Na sessão de quarta-feira, 10, a última ordinária deste ano na Assembleia Legislativa de Santa Catarina, foram aprovados uma série de projetos ligados à educação. Três deles chamaram mais atenção, onde o primeiro, do deputado estadual Alex Brasil (PL), proíbe a adoção de cotas e outras ações afirmativas em instituições públicas de ensino superior ou em universidades que recebam verbas públicas do Estado; o segundo, de autoria do deputado Carlos Humberto (PL), proíbe que educadores pratiquem “doutrinação política e ideológica” nas escolas da rede pública estadual.
Já a terceira proposta, do deputado estadual Jessé Lopes (PL), determina que os alunos da Udesc (Universidade do Estado de Santa Catarina) façam, a cada seis meses, exame toxicológico para poderem cursar na universidade.
SEM COTAS

No projeto de lei de Alex Brasil, fica vedado a reserva de vagas suplementares e outras medidas semelhantes, tanto para ingresso de estudantes quanto para a contratação de docentes, técnicos e demais profissionais. As exceções ficaram por conta de pessoas com deficiência (PCDs); vagas baseadas exclusivamente em critérios econômicos; e estudantes da rede pública estadual de ensino médio.
“Eu sabia que ia ser polêmico, fomos até o último debate em plenário sobre isso, mas a gente conseguiu fazer com que a maioria dos deputados entendesse que nós não estamos tirando cota de quem precisa. Pelo contrário, estamos regrando que a cota deve ir para quem realmente tem algum tipo de deficiência econômica”, disse Alex Brasil.

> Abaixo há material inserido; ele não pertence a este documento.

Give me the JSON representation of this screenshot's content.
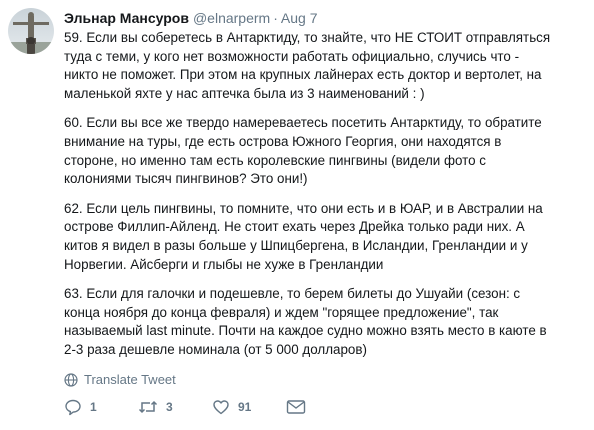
{
  "tweet": {
    "author_name": "Эльнар Мансуров",
    "author_handle": "@elnarperm",
    "separator": "·",
    "date": "Aug 7",
    "paragraphs": [
      "59. Если вы соберетесь в Антарктиду, то знайте, что НЕ СТОИТ отправляться\nтуда с теми, у кого нет возможности работать официально, случись что -\nникто не поможет. При этом на крупных лайнерах есть доктор и вертолет, на\nмаленькой яхте у нас аптечка была из 3 наименований : )",
      "60. Если вы все же твердо намереваетесь посетить Антарктиду, то обратите\nвнимание на туры, где есть острова Южного Георгия, они находятся в\nстороне, но именно там есть королевские пингвины (видели фото с\nколониями тысяч пингвинов? Это они!)",
      "62. Если цель пингвины, то помните, что они есть и в ЮАР, и в Австралии на\nострове Филлип-Айленд. Не стоит ехать через Дрейка только ради них. А\nкитов я видел в разы больше у Шпицбергена, в Исландии, Гренландии и у\nНорвегии. Айсберги и глыбы не хуже в Гренландии",
      "63. Если для галочки и подешевле, то берем билеты до Ушуайи (сезон: с\nконца ноября до конца февраля)  и ждем \"горящее предложение\", так\nназываемый last minute. Почти на каждое судно можно взять место в каюте в\n2-3 раза дешевле номинала (от 5 000 долларов)"
    ],
    "translate_label": "Translate Tweet",
    "replies": "1",
    "retweets": "3",
    "likes": "91"
  },
  "icons": {
    "avatar": "avatar-statue-photo",
    "translate": "globe-icon",
    "reply": "reply-icon",
    "retweet": "retweet-icon",
    "like": "heart-icon",
    "dm": "envelope-icon"
  },
  "colors": {
    "text": "#14171a",
    "secondary": "#657786"
  }
}
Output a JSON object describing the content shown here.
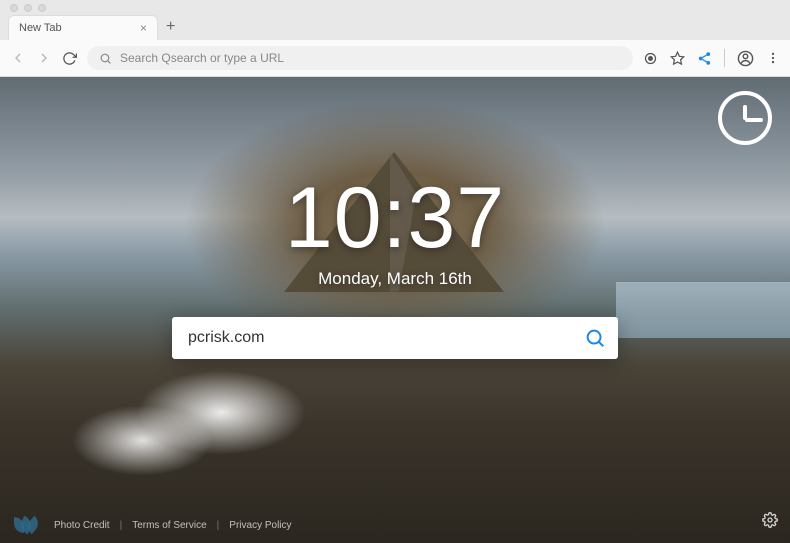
{
  "browser": {
    "tab_title": "New Tab",
    "url_placeholder": "Search Qsearch or type a URL"
  },
  "page": {
    "time": "10:37",
    "date": "Monday, March 16th",
    "search_value": "pcrisk.com"
  },
  "footer": {
    "photo_credit": "Photo Credit",
    "terms": "Terms of Service",
    "privacy": "Privacy Policy"
  }
}
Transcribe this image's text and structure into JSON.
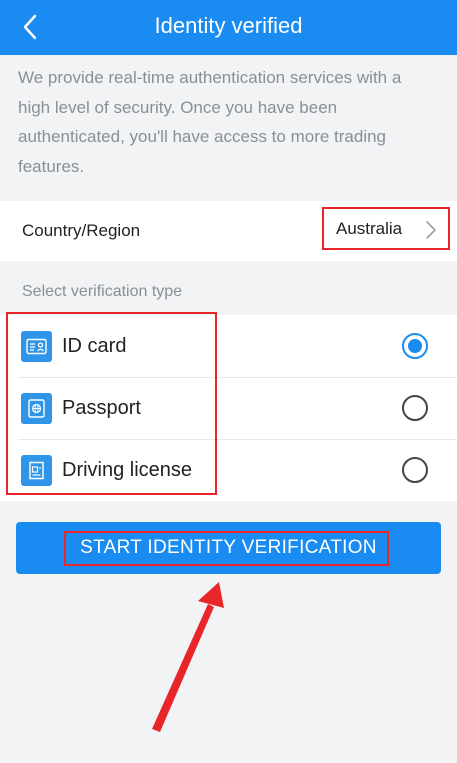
{
  "header": {
    "title": "Identity verified",
    "back_icon": "chevron-left-icon",
    "background": "#1a8bf0"
  },
  "intro": {
    "text": "We provide real-time authentication services with a high level of security. Once you have been authenticated, you'll have access to more trading features."
  },
  "country": {
    "label": "Country/Region",
    "value": "Australia",
    "chevron_icon": "chevron-right-icon"
  },
  "verification": {
    "section_label": "Select verification type",
    "options": [
      {
        "label": "ID card",
        "icon": "id-card-icon",
        "selected": true
      },
      {
        "label": "Passport",
        "icon": "passport-icon",
        "selected": false
      },
      {
        "label": "Driving license",
        "icon": "driving-license-icon",
        "selected": false
      }
    ]
  },
  "start_button": {
    "label": "START IDENTITY VERIFICATION"
  },
  "annotation": {
    "highlight_color": "#e8262a",
    "arrow_icon": "red-arrow-icon"
  }
}
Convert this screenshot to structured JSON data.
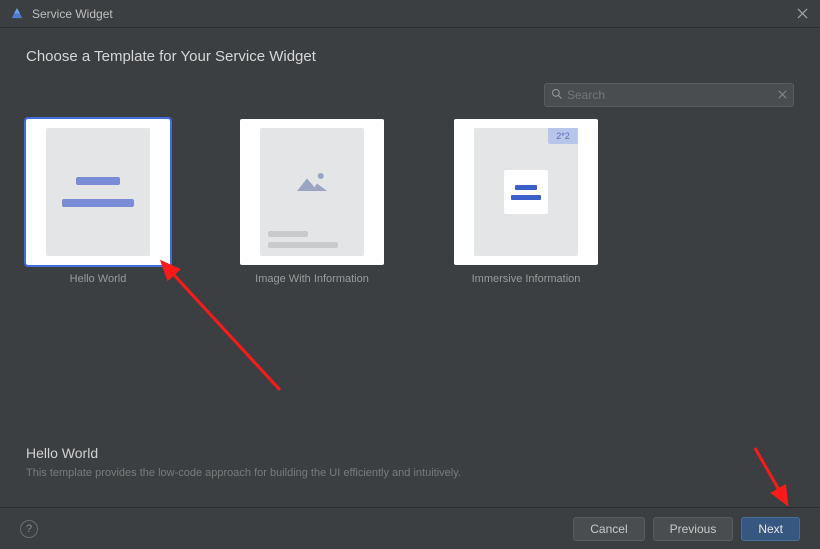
{
  "titlebar": {
    "title": "Service Widget"
  },
  "heading": "Choose a Template for Your Service Widget",
  "search": {
    "placeholder": "Search",
    "value": ""
  },
  "templates": [
    {
      "label": "Hello World",
      "selected": true
    },
    {
      "label": "Image With Information",
      "selected": false
    },
    {
      "label": "Immersive Information",
      "selected": false,
      "badge": "2*2"
    }
  ],
  "selected": {
    "title": "Hello World",
    "description": "This template provides the low-code approach for building the UI efficiently and intuitively."
  },
  "footer": {
    "cancel": "Cancel",
    "previous": "Previous",
    "next": "Next"
  }
}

O deputado complemente dizendo que se privilegia o aluno com problema financeiro, independentemente de ser negro, branco, pardo ou de qualquer outra raça. “Nós não estamos aqui para dizer se é a cor, se é pela opção sexual que a pessoa vai ter o direito de ser bancado pelo catarinense dentro de uma universidade. Nós estamos dizendo que, se ela tem uma precariedade social e econômica, ela precisa ser ajudada pelo Estado… ajudar quem precisa e não ajudar grupos de interesse e militantes que infelizmente que acaba deturpando e tirando a vaga daquele que, por mérito, busca realmente uma vaga de oportunidade numa universidade nossa”, finalizou.
EXAME OBRIGATÓRIO
Já sobre a exigência do exame toxicológico, o deputado Jessé Lopes vem tentando aprovar a matéria desde 2019, no início do seu primeiro mandato na Alesc. Segundo ele, o projeto tem o objetivo de garantir segurança no ambiente universitário, impedindo que alunos envolvidos com drogas tenham acesso a instituição pública.
Em março deste ano, quando a proposta foi aprovada na Comissão de Finanças, ele postou um vídeo na sua rede social, onde disse “péssima notícia para os universitários maconheiros da Udesc”.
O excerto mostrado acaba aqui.